Add Your Voice to CARE's Blog

California Women's Conference

Long Beach, CA
October 23, 2007

I am so honored to be a part of this impressive gathering. Your conference pledge speaks directly to why I stand before you today: "I pledge to use my voice to empower myself and others."

Click photo to view an enlarged version (2006 Jessica Wunderlich/CARE)
Nelida Inga Aguilal holds her one day old baby boy. The Center De Salud in Tambo, Peru is a success story for CARE. Ninety-four percent of the people in the community now use the clinic and since the introduction of the Femme Project, for maternal health, infant deaths have dropped dramatically. (2006 Jessica Wunderlich/CARE)
That commitment is at the heart of CARE's work with women and families so poor that they struggle every day for things most of us take for granted. Things like water. Regular meals. A few dollars to send their children to school. Although they are thousands of miles away, I am sure you understand how much we have in common with those women.

Just like us, they work very hard. They, too, want the best for their families. They, too, juggle the complexities of life – how to get an education, how to earn a living. They, too, have dreams and goals. And they overcome extraordinary obstacles to achieve them.

But you may not know how important it is to them to know that we care about them.

This was never clearer to me than a few years ago, when I was visiting a home in India for women and children infected with HIV. The women knew I was a doctor and were sharing their stories with me. When it came time to go, one woman reached out and pulled me toward her so that I could hug her. And, then, she started to cry. Through a translator, she explained. Every doctor she had ever met had refused to touch her. She said that I, an American woman, was the first doctor to make her feel good about herself. That simple gesture helped to restore her self-worth and her sense of dignity.

It is an understatement to say I was humbled and deeply moved. I never would have imagined 30 years ago, as a young woman training to be a doctor, the ways that women like her would change my world and what they would teach me. About leadership. About courage. About compassion.

I stand here on behalf of them and our other sisters around the globe. If we want to end extreme poverty and provide hope for our future, we must invest in women, and change the policies and the practices that hold them back. We cannot make progress as a world if we allow ourselves to be robbed of the potential of half the people on this planet.

Did you know that 70 percent of people struggling to get by on less than $1 a day are female? That more than two-thirds of people who can't read and write are women? That women produce half of the world’s food, but own only one percent of the farmland?

Click photo to view an enlarged version (2006 David Rochkind/CARE)
Students are pictured at Sharin Hezar, an all girls school that was built with funding from CARE in Bamiyan, Afghanistan. (2006 David Rochkind/CARE)
When women and girls can't go to school, can't gain skills to earn money and don't have proper health care, they lose out – and so do their families and societies. When we improve the lives of women and girls everybody wins.

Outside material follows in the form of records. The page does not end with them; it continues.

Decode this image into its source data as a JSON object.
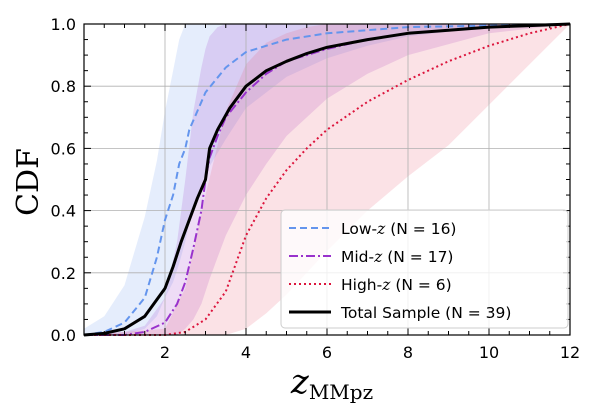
{
  "chart_data": {
    "type": "line",
    "xlabel": "z",
    "xlabel_sub": "MMpz",
    "ylabel": "CDF",
    "xlim": [
      0,
      12
    ],
    "ylim": [
      0,
      1.0
    ],
    "xticks": [
      2,
      4,
      6,
      8,
      10,
      12
    ],
    "yticks": [
      0.0,
      0.2,
      0.4,
      0.6,
      0.8,
      1.0
    ],
    "xtick_labels": [
      "2",
      "4",
      "6",
      "8",
      "10",
      "12"
    ],
    "ytick_labels": [
      "0.0",
      "0.2",
      "0.4",
      "0.6",
      "0.8",
      "1.0"
    ],
    "grid": true,
    "legend_position": "lower-right",
    "series": [
      {
        "name": "Low-z (N = 16)",
        "label_prefix": "Low-",
        "label_italic": "z",
        "label_suffix": " (N = 16)",
        "color": "#6495ED",
        "dash": "dashed",
        "band_color": "#6495ED",
        "x": [
          0,
          0.5,
          1.0,
          1.5,
          1.8,
          2.0,
          2.2,
          2.35,
          2.5,
          2.6,
          2.8,
          3.0,
          3.5,
          4.0,
          5.0,
          6.0,
          7.0,
          8.0,
          10.0,
          12.0
        ],
        "y": [
          0.0,
          0.01,
          0.04,
          0.12,
          0.25,
          0.37,
          0.45,
          0.55,
          0.6,
          0.66,
          0.72,
          0.78,
          0.86,
          0.91,
          0.95,
          0.97,
          0.98,
          0.99,
          0.995,
          1.0
        ],
        "band_upper": [
          0.02,
          0.06,
          0.16,
          0.38,
          0.56,
          0.72,
          0.85,
          0.95,
          1.0,
          1.0,
          1.0,
          1.0,
          1.0,
          1.0,
          1.0,
          1.0,
          1.0,
          1.0,
          1.0,
          1.0
        ],
        "band_lower": [
          0.0,
          0.0,
          0.0,
          0.02,
          0.06,
          0.12,
          0.17,
          0.23,
          0.3,
          0.36,
          0.45,
          0.52,
          0.63,
          0.73,
          0.83,
          0.89,
          0.93,
          0.96,
          0.99,
          1.0
        ]
      },
      {
        "name": "Mid-z (N = 17)",
        "label_prefix": "Mid-",
        "label_italic": "z",
        "label_suffix": " (N = 17)",
        "color": "#9932CC",
        "dash": "dashdot",
        "band_color": "#9932CC",
        "x": [
          0,
          1.0,
          1.5,
          2.0,
          2.3,
          2.5,
          2.7,
          2.9,
          3.0,
          3.1,
          3.3,
          3.5,
          4.0,
          4.5,
          5.0,
          6.0,
          7.0,
          8.0,
          10.0,
          12.0
        ],
        "y": [
          0.0,
          0.0,
          0.01,
          0.04,
          0.1,
          0.17,
          0.28,
          0.4,
          0.5,
          0.57,
          0.64,
          0.7,
          0.78,
          0.84,
          0.88,
          0.92,
          0.95,
          0.97,
          0.99,
          1.0
        ],
        "band_upper": [
          0.0,
          0.01,
          0.03,
          0.12,
          0.3,
          0.5,
          0.72,
          0.86,
          0.92,
          0.96,
          0.99,
          1.0,
          1.0,
          1.0,
          1.0,
          1.0,
          1.0,
          1.0,
          1.0,
          1.0
        ],
        "band_lower": [
          0.0,
          0.0,
          0.0,
          0.0,
          0.0,
          0.02,
          0.05,
          0.1,
          0.14,
          0.18,
          0.25,
          0.32,
          0.45,
          0.55,
          0.64,
          0.76,
          0.84,
          0.9,
          0.97,
          1.0
        ]
      },
      {
        "name": "High-z (N = 6)",
        "label_prefix": "High-",
        "label_italic": "z",
        "label_suffix": " (N = 6)",
        "color": "#DC143C",
        "dash": "dotted",
        "band_color": "#E8556A",
        "x": [
          0,
          2.0,
          2.5,
          3.0,
          3.5,
          4.0,
          4.5,
          5.0,
          5.5,
          6.0,
          7.0,
          8.0,
          9.0,
          10.0,
          11.0,
          12.0
        ],
        "y": [
          0.0,
          0.0,
          0.01,
          0.05,
          0.14,
          0.32,
          0.44,
          0.53,
          0.6,
          0.66,
          0.75,
          0.82,
          0.88,
          0.93,
          0.97,
          1.0
        ],
        "band_upper": [
          0.0,
          0.02,
          0.15,
          0.45,
          0.72,
          0.87,
          0.94,
          0.97,
          0.99,
          1.0,
          1.0,
          1.0,
          1.0,
          1.0,
          1.0,
          1.0
        ],
        "band_lower": [
          0.0,
          0.0,
          0.0,
          0.0,
          0.0,
          0.02,
          0.07,
          0.13,
          0.2,
          0.27,
          0.4,
          0.51,
          0.61,
          0.74,
          0.87,
          1.0
        ]
      },
      {
        "name": "Total Sample (N = 39)",
        "label_prefix": "Total Sample (N = 39)",
        "label_italic": "",
        "label_suffix": "",
        "color": "#000000",
        "dash": "solid",
        "band_color": "",
        "x": [
          0,
          0.5,
          1.0,
          1.5,
          2.0,
          2.2,
          2.4,
          2.6,
          2.8,
          3.0,
          3.1,
          3.3,
          3.6,
          4.0,
          4.5,
          5.0,
          5.5,
          6.0,
          7.0,
          8.0,
          9.0,
          10.0,
          11.0,
          12.0
        ],
        "y": [
          0.0,
          0.005,
          0.02,
          0.06,
          0.15,
          0.22,
          0.3,
          0.37,
          0.44,
          0.5,
          0.6,
          0.66,
          0.73,
          0.8,
          0.85,
          0.88,
          0.905,
          0.925,
          0.95,
          0.97,
          0.98,
          0.99,
          0.995,
          1.0
        ],
        "band_upper": [],
        "band_lower": []
      }
    ]
  }
}
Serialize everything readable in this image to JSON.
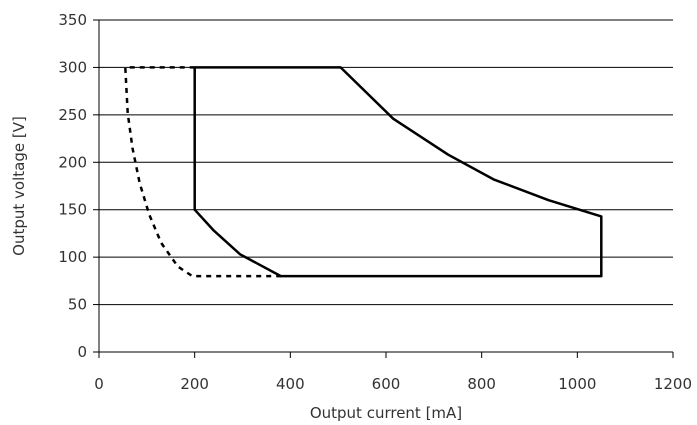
{
  "chart_data": {
    "type": "line",
    "title": "",
    "xlabel": "Output current [mA]",
    "ylabel": "Output voltage [V]",
    "xlim": [
      0,
      1200
    ],
    "ylim": [
      0,
      350
    ],
    "xticks": [
      0,
      200,
      400,
      600,
      800,
      1000,
      1200
    ],
    "yticks": [
      0,
      50,
      100,
      150,
      200,
      250,
      300,
      350
    ],
    "grid": "horizontal",
    "legend": "none",
    "series": [
      {
        "style": "solid",
        "color": "#000000",
        "points": [
          [
            200,
            300
          ],
          [
            505,
            300
          ],
          [
            615,
            246
          ],
          [
            730,
            208
          ],
          [
            825,
            182
          ],
          [
            940,
            160
          ],
          [
            1050,
            143
          ],
          [
            1050,
            80
          ],
          [
            380,
            80
          ],
          [
            295,
            103
          ],
          [
            240,
            128
          ],
          [
            200,
            150
          ],
          [
            200,
            300
          ]
        ]
      },
      {
        "style": "dashed",
        "color": "#000000",
        "points": [
          [
            200,
            300
          ],
          [
            55,
            300
          ],
          [
            60,
            252
          ],
          [
            70,
            215
          ],
          [
            85,
            178
          ],
          [
            105,
            145
          ],
          [
            130,
            115
          ],
          [
            165,
            90
          ],
          [
            195,
            80
          ],
          [
            380,
            80
          ]
        ]
      }
    ]
  }
}
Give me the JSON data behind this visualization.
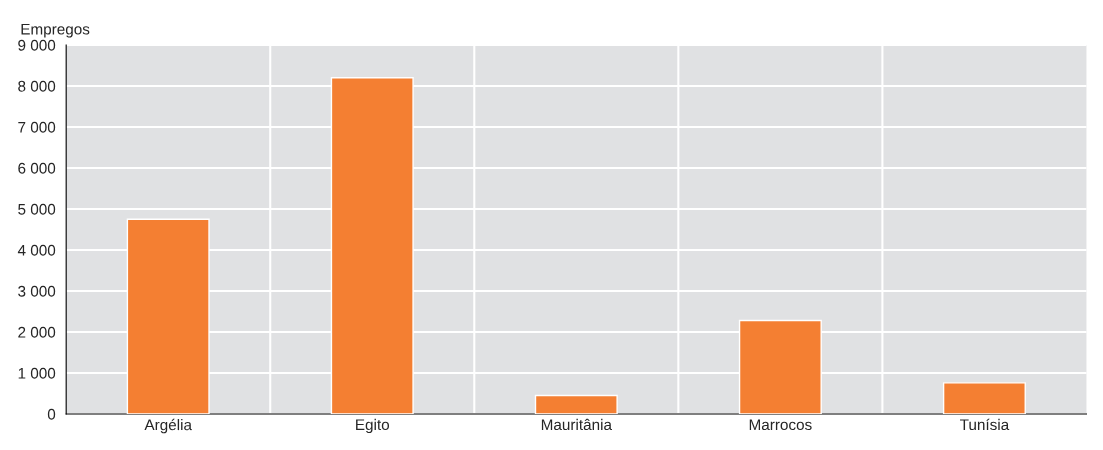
{
  "chart_data": {
    "type": "bar",
    "ylabel": "Empregos",
    "categories": [
      "Argélia",
      "Egito",
      "Mauritânia",
      "Marrocos",
      "Tunísia"
    ],
    "values": [
      4750,
      8200,
      450,
      2280,
      760
    ],
    "color": "#f47f32",
    "ylim": [
      0,
      9000
    ],
    "yticks": [
      0,
      {
        "value": 1000,
        "label": "1 000"
      },
      {
        "value": 2000,
        "label": "2 000"
      },
      {
        "value": 3000,
        "label": "3 000"
      },
      {
        "value": 4000,
        "label": "4 000"
      },
      {
        "value": 5000,
        "label": "5 000"
      },
      {
        "value": 6000,
        "label": "6 000"
      },
      {
        "value": 7000,
        "label": "7 000"
      },
      {
        "value": 8000,
        "label": "8 000"
      },
      {
        "value": 9000,
        "label": "9 000"
      }
    ],
    "grid": true,
    "legend": false
  }
}
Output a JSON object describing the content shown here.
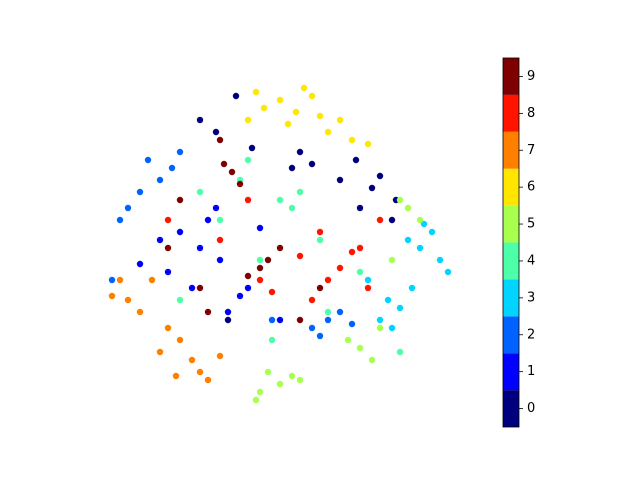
{
  "chart_data": {
    "type": "scatter",
    "xlim": [
      -50,
      50
    ],
    "ylim": [
      -50,
      50
    ],
    "colorbar": true,
    "series": [
      {
        "name": "0",
        "color": "#00007f",
        "x": [
          23,
          25,
          29,
          19,
          15,
          5,
          3,
          8,
          -16,
          -20,
          28,
          20,
          -11,
          -7,
          -13
        ],
        "y": [
          13,
          16,
          10,
          20,
          15,
          22,
          18,
          19,
          27,
          30,
          5,
          8,
          36,
          23,
          -20
        ]
      },
      {
        "name": "1",
        "color": "#0000ff",
        "x": [
          -20,
          -25,
          -15,
          -18,
          -28,
          -10,
          -13,
          -8,
          -22,
          -30,
          -5,
          -16,
          -35,
          0
        ],
        "y": [
          -2,
          2,
          -5,
          5,
          -8,
          -14,
          -18,
          -12,
          -12,
          0,
          3,
          8,
          -6,
          -20
        ]
      },
      {
        "name": "2",
        "color": "#0063ff",
        "x": [
          -30,
          -33,
          -27,
          -38,
          -35,
          -40,
          -25,
          12,
          15,
          8,
          18,
          10,
          -2,
          -42
        ],
        "y": [
          15,
          20,
          18,
          8,
          12,
          5,
          22,
          -20,
          -18,
          -22,
          -21,
          -24,
          -20,
          -10
        ]
      },
      {
        "name": "3",
        "color": "#00d4ff",
        "x": [
          35,
          38,
          32,
          40,
          36,
          30,
          27,
          33,
          25,
          42,
          22,
          28
        ],
        "y": [
          -2,
          2,
          0,
          -5,
          4,
          -17,
          -15,
          -12,
          -20,
          -8,
          -10,
          -22
        ]
      },
      {
        "name": "4",
        "color": "#4effa9",
        "x": [
          3,
          0,
          -10,
          -5,
          5,
          10,
          -15,
          20,
          -25,
          12,
          -2,
          -8,
          30,
          -20
        ],
        "y": [
          8,
          10,
          15,
          -5,
          12,
          0,
          5,
          -8,
          -15,
          -18,
          -25,
          20,
          -28,
          12
        ]
      },
      {
        "name": "5",
        "color": "#a9ff4e",
        "x": [
          0,
          -5,
          3,
          -6,
          5,
          20,
          23,
          17,
          25,
          32,
          35,
          30,
          28,
          -3
        ],
        "y": [
          -36,
          -38,
          -34,
          -40,
          -35,
          -27,
          -30,
          -25,
          -22,
          8,
          5,
          10,
          -5,
          -33
        ]
      },
      {
        "name": "6",
        "color": "#ffe500",
        "x": [
          0,
          4,
          8,
          -4,
          -8,
          2,
          10,
          12,
          18,
          22,
          -6,
          6,
          15
        ],
        "y": [
          35,
          32,
          36,
          33,
          30,
          29,
          31,
          27,
          25,
          24,
          37,
          38,
          30
        ]
      },
      {
        "name": "7",
        "color": "#ff7f00",
        "x": [
          -25,
          -22,
          -28,
          -20,
          -30,
          -38,
          -42,
          -35,
          -32,
          -18,
          -26,
          -40,
          -15
        ],
        "y": [
          -25,
          -30,
          -22,
          -33,
          -28,
          -15,
          -14,
          -18,
          -10,
          -35,
          -34,
          -10,
          -29
        ]
      },
      {
        "name": "8",
        "color": "#ff1400",
        "x": [
          15,
          18,
          12,
          20,
          -5,
          -2,
          8,
          25,
          -15,
          5,
          10,
          22,
          -8,
          -28
        ],
        "y": [
          -7,
          -3,
          -10,
          -2,
          -10,
          -13,
          -15,
          5,
          0,
          -4,
          2,
          -12,
          10,
          5
        ]
      },
      {
        "name": "9",
        "color": "#7f0000",
        "x": [
          -5,
          -3,
          -8,
          -12,
          -14,
          -10,
          0,
          -18,
          5,
          -25,
          -15,
          10,
          -28,
          -20
        ],
        "y": [
          -7,
          -5,
          -9,
          17,
          19,
          14,
          -2,
          -18,
          -20,
          10,
          25,
          -12,
          -2,
          -12
        ]
      }
    ]
  }
}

We know what works. And all of us here are in the very privileged position of being able to do something to make a difference.

I would like to thank Maria Shriver, both for bringing us together, and for her personal contribution to this effort. As you heard earlier, Maria and Meredith Corporation have pledged to raise $200,000 for maternal health programs in Nicaragua and Zambia.

The death of a mother in childbirth is one of the most inexcusable deaths on the face of the earth. Each minute, a woman dies during pregnancy or in childbirth. In countries like Sierra Leone in West Africa and in Afghanistan a woman has a one-in-six chance of dying from pregnancy-related causes. Compare that with your risk or mine of one in 30,000. We are willing to let women die when there are simple and cheap solutions that would keep them alive. This is not only a public health travesty; it is a violation of basic human rights. 

It doesn't take a lot to prevent these deaths. Ten dollars can buy clean birthing kits for six women. For $120, we can equip a community volunteer to teach other women about maternal and child health.

Maria, your pledge is a powerful part of the legacy you are building. On behalf of the women and children whose lives will be saved, I want to thank you.

This brings me to all of you. Consider how quickly we would reach Maria's goal if each woman in this room contributed just $10. If some of us gave $100, or $1000, we would be there by the end of the day.

There's one more thing I'd like to ask of you. CARE's logo is a circle of handprints.  It's an image that reminds us to reach out to each other … to work together, hand in hand. 

We have a booth in the exhibit hall where you can ink your hands and place your palm prints on a banner. Maria will carry a portion of this banner to Zambia to give to women there. Your handprints will send them a message: There are people who may live half a world away, but they care for you as they would a sister, or a neighbor.

In this interconnected age, we are all neighbors. We are all sisters and brothers. And we owe it to one other – and to ourselves – to remember that the power is in our hands. That is a legacy we would all be proud to embrace.